Algorithm for topological sorting if cycles exist

2020-05-18 03:47发布

问题:

Some programming languages (like haskell) allow cyclic dependencies between modules. Since the compiler needs to know all definitions of all modules imported while compiling one module, it usually has to do some extra work if some modules import each other mutually or any other kind of cycle occurs. In that case, the compiler may not be able to optimize code as much as in modules that have no import cycles, since imported functions may have not yet been analyzed. Usually only one module of a cycle has to be compiled that way, as a binary object has no dependecies. Let's call such a module loop-breaker

Especially if the import cycles are interleaved it is interesting to know, how to minimize the number of loop-breakers when compiling a big project composed of hundreds of modules.
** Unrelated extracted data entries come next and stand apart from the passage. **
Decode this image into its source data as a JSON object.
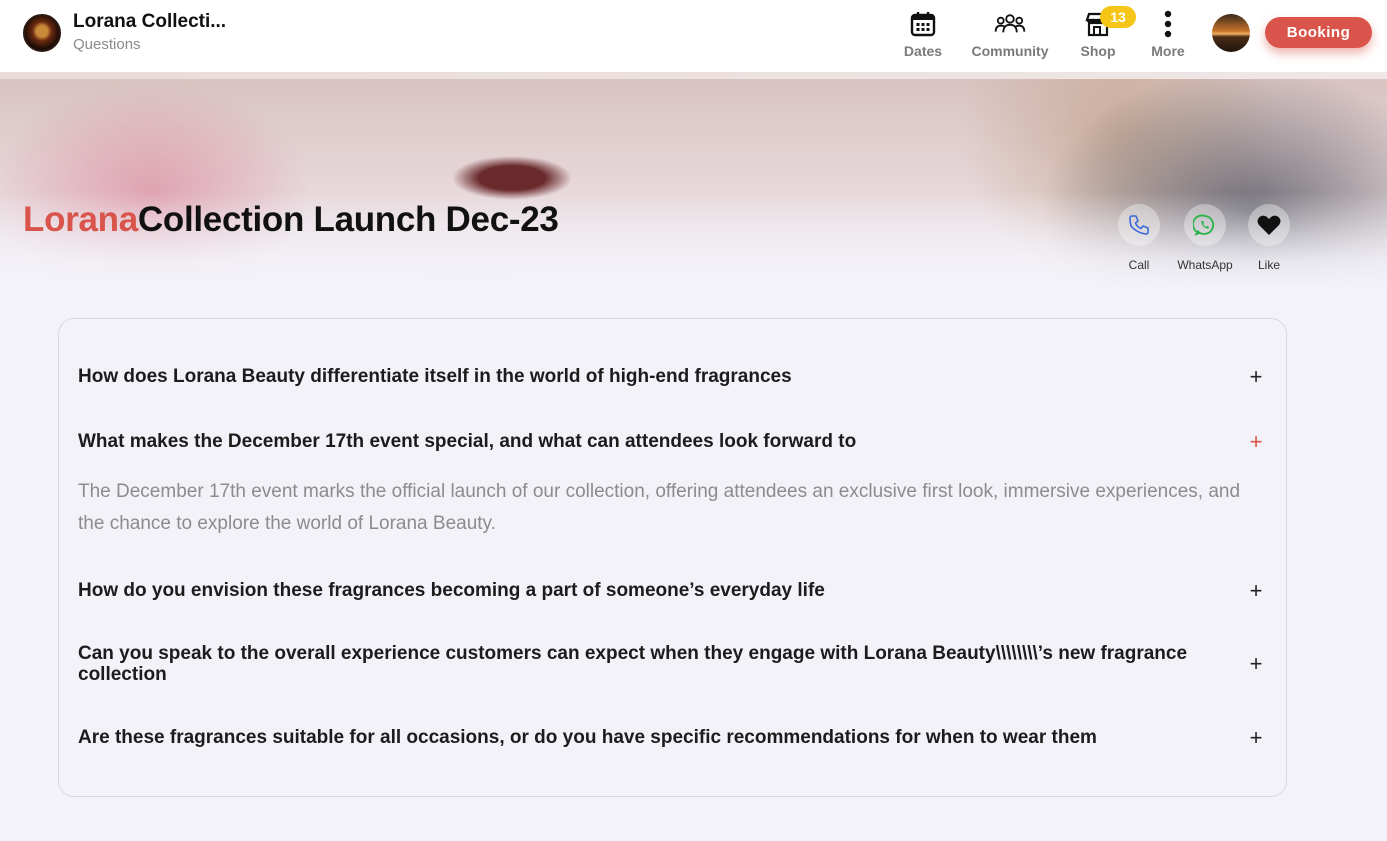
{
  "header": {
    "brand_title": "Lorana Collecti...",
    "brand_subtitle": "Questions",
    "nav": [
      {
        "label": "Dates",
        "icon": "calendar-icon"
      },
      {
        "label": "Community",
        "icon": "community-icon"
      },
      {
        "label": "Shop",
        "icon": "shop-icon"
      },
      {
        "label": "More",
        "icon": "more-vertical-icon"
      }
    ],
    "shop_badge": "13",
    "booking_label": "Booking",
    "accent_color": "#d9544a",
    "badge_color": "#f5c518"
  },
  "hero": {
    "title_accent": "Lorana",
    "title_rest": "Collection Launch Dec-23",
    "actions": [
      {
        "label": "Call",
        "icon": "phone-icon"
      },
      {
        "label": "WhatsApp",
        "icon": "whatsapp-icon"
      },
      {
        "label": "Like",
        "icon": "heart-icon"
      }
    ]
  },
  "faq": {
    "items": [
      {
        "question": "How does Lorana Beauty differentiate itself in the world of high-end fragrances",
        "open": false
      },
      {
        "question": "What makes the December 17th event special, and what can attendees look forward to",
        "open": true,
        "answer": "The December 17th event marks the official launch of our collection, offering attendees an exclusive first look, immersive experiences, and the chance to explore the world of Lorana Beauty."
      },
      {
        "question": "How do you envision these fragrances becoming a part of someone’s everyday life",
        "open": false
      },
      {
        "question": "Can you speak to the overall experience customers can expect when they engage with Lorana Beauty\\\\\\\\\\\\\\\\’s new fragrance collection",
        "open": false
      },
      {
        "question": "Are these fragrances suitable for all occasions, or do you have specific recommendations for when to wear them",
        "open": false
      }
    ],
    "toggle_symbol": "+"
  }
}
Is there an algorithm that given a set of dependecies outputs a minimal number of modules that need to be compiled as loop-breakers to compile the program successfully?

Example

I try to clarify what I mean in this example.

Consider a project with the four modules A, B, C and D. This is a list of dependencies between these modules, an entry X y means y depends on x:

A C
A D
B A
C B
D B

The same relation visualized as an ASCII-diagram:

D ---> B
^    / ^
|   /  |
|  /   |
| L    |
A ---> C

There are two cycles in this dependency-graph: ADB and ACB. To break these cycles one could for instance compile modules C and D as loop-breakers. Obviously, this is not the best approach. Compiling A as a loop-breaker is completely sufficient to break both loops and you need to compile one less module as a loop-breaker.

回答1:

This is the NP-hard (and APX-hard) problem known as minimum feedback vertex set. An approximation algorithm due to Demetrescu and Finocchi (pdf, Combinatorial Algorithms for Feedback Problems in Directed Graphs (2003)") works well in practice when there are no long simple cycles, as I would expect for your application.



回答2:

Here is how to do it in Python:

from collections import defaultdict

def topological_sort(dependency_pairs):
    'Sort values subject to dependency constraints'
    num_heads = defaultdict(int)   # num arrows pointing in
    tails = defaultdict(list)      # list of arrows going out
    for h, t in dependency_pairs:
        num_heads[t] += 1
        tails[h].append(t)

    ordered = [h for h in tails if h not in num_heads]
    for h in ordered:
        for t in tails[h]:
            num_heads[t] -= 1
            if not num_heads[t]:
                ordered.append(t)
    cyclic = [n for n, heads in num_heads.iteritems() if heads]
    return ordered, cyclic

def is_toposorted(ordered, dependency_pairs):
    '''Return True if all dependencies have been honored.
       Raise KeyError for missing tasks.
    '''
    rank = {t: i for i, t in enumerate(ordered)}
    return all(rank[h] < rank[t] for h, t in dependency_pairs)

print topological_sort('aa'.split())
ordered, cyclic = topological_sort('ah bg cf ch di ed fb fg hd he ib'.split())
print ordered, cyclic
print is_toposorted(ordered, 'ah bg cf ch di ed fb fg hd he ib'.split())
print topological_sort('ah bg cf ch di ed fb fg hd he ib ba xx'.split())

The runtime is linearly proportional to the number of edges (dependency pairs).

The algorithm is organized around a lookup table called num_heads that keeps a count the number of predecessors (incoming arrows). In the ah bg cf ch di ed fb fg hd he ib example, the counts are:

node  number of incoming edges
----  ------------------------
 a       0
 b       2
 c       0
 d       2
 e       1
 f       1  
 g       2
 h       2
 i       1

The algorithm works by "visting" nodes with no predecessors. For example, nodes a and c have no incoming edges, so they are visited first.

Visiting means that the nodes are output and removed from the graph. When a node is visited, we loop over its successors and decrement their incoming count by one.

For example, in visiting node a, we go to its successor h to decrement its incoming count by one (so that h 2 becomes h 1.

Likewise, when visiting node c, we loop over its successors f and h, decrementing their counts by one (so that f 1 becomes f 0 and h 1 becomes h 0).

The nodes f and h no longer have incoming edges, so we repeat the process of outputting them and removing them from the graph until all the nodes have been visited. In the example, the visitation order (the topological sort is):

a c f h e d i b g

If num_heads ever arrives at a state when there are no nodes without incoming edges, then it means there is a cycle that cannot be topologically sorted and the algorithm exits.